Clearly, Beinart’s latest book, as its subtitle suggests, is his reckoning with the destruction of Gaza; but, just as importantly, the book is also a reflection of his decades-long struggle with what it means to be a Jew in the 21st century. Peter Beinart’s “The Failure of the American Jewish Establishment,” though published in 2010, continues to strike a raw nerve among us Diaspora and Israeli Jews precisely because he had begun to uncover radically competing visions of who we are and who we should be as a Jewish people – competing visions greatly exacerbated, as his recent book points out, by the destruction of Gaza.

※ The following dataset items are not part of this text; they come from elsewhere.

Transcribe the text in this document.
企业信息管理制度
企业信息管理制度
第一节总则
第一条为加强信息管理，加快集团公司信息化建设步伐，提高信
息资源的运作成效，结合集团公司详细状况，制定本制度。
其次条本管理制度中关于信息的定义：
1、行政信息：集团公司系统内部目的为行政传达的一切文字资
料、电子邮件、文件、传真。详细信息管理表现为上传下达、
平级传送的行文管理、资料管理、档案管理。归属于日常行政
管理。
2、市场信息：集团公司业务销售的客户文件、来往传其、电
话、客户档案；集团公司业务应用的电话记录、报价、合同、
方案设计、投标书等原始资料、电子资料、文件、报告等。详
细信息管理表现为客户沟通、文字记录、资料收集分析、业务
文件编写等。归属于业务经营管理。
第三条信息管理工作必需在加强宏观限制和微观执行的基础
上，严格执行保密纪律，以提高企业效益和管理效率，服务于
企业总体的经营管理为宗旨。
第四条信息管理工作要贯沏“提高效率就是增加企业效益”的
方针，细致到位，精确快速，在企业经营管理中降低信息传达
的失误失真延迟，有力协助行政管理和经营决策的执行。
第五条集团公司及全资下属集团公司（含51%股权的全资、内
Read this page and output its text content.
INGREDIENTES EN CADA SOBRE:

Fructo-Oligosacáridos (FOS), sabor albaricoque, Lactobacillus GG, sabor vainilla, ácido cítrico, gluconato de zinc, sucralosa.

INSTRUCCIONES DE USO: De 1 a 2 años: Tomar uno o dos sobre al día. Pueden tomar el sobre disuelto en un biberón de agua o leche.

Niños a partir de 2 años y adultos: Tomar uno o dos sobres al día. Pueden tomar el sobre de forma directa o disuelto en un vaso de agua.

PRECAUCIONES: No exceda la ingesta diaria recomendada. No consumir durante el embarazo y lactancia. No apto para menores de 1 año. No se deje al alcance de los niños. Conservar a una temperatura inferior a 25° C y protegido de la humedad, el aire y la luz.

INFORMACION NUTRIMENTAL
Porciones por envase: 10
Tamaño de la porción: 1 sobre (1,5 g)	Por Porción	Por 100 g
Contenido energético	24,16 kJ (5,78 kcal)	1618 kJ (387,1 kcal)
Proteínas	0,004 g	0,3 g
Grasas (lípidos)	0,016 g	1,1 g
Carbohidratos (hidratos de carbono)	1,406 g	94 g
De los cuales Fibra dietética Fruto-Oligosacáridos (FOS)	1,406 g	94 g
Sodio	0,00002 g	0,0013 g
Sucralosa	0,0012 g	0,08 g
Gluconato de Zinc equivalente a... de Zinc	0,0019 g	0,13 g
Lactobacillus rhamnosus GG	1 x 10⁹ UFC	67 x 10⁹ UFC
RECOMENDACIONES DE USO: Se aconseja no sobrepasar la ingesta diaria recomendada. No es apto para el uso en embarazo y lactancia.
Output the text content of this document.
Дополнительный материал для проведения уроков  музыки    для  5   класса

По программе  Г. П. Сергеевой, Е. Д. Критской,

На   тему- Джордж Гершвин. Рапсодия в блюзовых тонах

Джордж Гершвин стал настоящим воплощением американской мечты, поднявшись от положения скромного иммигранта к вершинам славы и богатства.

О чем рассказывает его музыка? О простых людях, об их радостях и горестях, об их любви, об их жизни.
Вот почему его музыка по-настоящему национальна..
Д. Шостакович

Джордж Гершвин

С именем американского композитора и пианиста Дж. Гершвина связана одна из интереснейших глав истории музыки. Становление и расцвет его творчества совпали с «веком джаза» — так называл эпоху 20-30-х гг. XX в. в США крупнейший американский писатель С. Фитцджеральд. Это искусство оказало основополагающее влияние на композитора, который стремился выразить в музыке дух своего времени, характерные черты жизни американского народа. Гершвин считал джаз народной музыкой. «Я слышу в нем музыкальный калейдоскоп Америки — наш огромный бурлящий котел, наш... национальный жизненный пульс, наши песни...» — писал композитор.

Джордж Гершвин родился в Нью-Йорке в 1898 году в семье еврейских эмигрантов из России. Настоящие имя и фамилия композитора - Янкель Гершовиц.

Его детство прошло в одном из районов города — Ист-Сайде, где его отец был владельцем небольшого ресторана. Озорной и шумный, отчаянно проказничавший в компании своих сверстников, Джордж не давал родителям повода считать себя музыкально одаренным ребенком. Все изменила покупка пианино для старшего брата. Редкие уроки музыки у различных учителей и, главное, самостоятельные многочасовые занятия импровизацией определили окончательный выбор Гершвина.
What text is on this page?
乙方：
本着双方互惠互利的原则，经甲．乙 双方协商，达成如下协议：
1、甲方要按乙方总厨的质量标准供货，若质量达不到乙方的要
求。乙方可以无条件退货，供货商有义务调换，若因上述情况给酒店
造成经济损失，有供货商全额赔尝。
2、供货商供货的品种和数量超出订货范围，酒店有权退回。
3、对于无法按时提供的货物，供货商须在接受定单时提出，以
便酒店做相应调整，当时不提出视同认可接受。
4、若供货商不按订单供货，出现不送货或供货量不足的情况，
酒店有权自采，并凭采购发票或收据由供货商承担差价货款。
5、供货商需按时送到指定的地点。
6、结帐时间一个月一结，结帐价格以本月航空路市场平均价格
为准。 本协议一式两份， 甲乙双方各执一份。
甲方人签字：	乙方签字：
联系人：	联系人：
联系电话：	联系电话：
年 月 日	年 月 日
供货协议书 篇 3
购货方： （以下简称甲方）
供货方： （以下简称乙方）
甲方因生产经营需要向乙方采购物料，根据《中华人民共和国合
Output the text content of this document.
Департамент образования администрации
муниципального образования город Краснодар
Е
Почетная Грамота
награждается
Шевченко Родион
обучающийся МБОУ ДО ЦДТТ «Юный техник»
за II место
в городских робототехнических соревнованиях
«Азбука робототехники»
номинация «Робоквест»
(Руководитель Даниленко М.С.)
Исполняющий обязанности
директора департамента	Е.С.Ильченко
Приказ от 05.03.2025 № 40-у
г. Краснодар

On the one hand, there are those among us who insist that after Auschwitz and after Oct. 7, 2023 we can and we must do whatever it takes to ensure our survival, even if this means being forever distrustful of strangers – even if this means being forever distrustful of all non-Jews, since from the perspective of these members of our Jewish community, much of the world wants us dead. In such a world, our only defense is military power. To quote Beinart one last time from his 2010, article, this is a mindset in which “Jews are licensed by their victimhood to worry only about themselves.”

But there is a competing vision of who we are and who we can be – the liberal democratic vision enshrined in Israel’s Declaration of Independence, its Hakrazat Ha-atzma-ut, a vision of a Jewish State and a Diaspora which “will be based on freedom, justice and peace as envisioned by the prophets of Israel.” According to its founding document, the Jewish State “will ensure complete equality of social and political rights to all its inhabitants, irrespective of religion, race, or sex; it will guarantee freedom of religion, conscience, language, education and culture.”

In his latest book, Beinart continues to insist that the task of liberal Jews living here in the Diaspora as well as in Israel is to keep Israel democratic l’dor vador, from generation to generation. Our task is to ensure that Israel – and, in its own way, the Diaspora – lives up to the ideals it espoused at Israel’s founding on May 14, 1948. Our ongoing task is to work for a world Jewry, an Am Yisrael, that is tolerant, flexible and infused with those prophetic values embedded in the State of Israel’s Declaration of Independence. Dare we strive for less?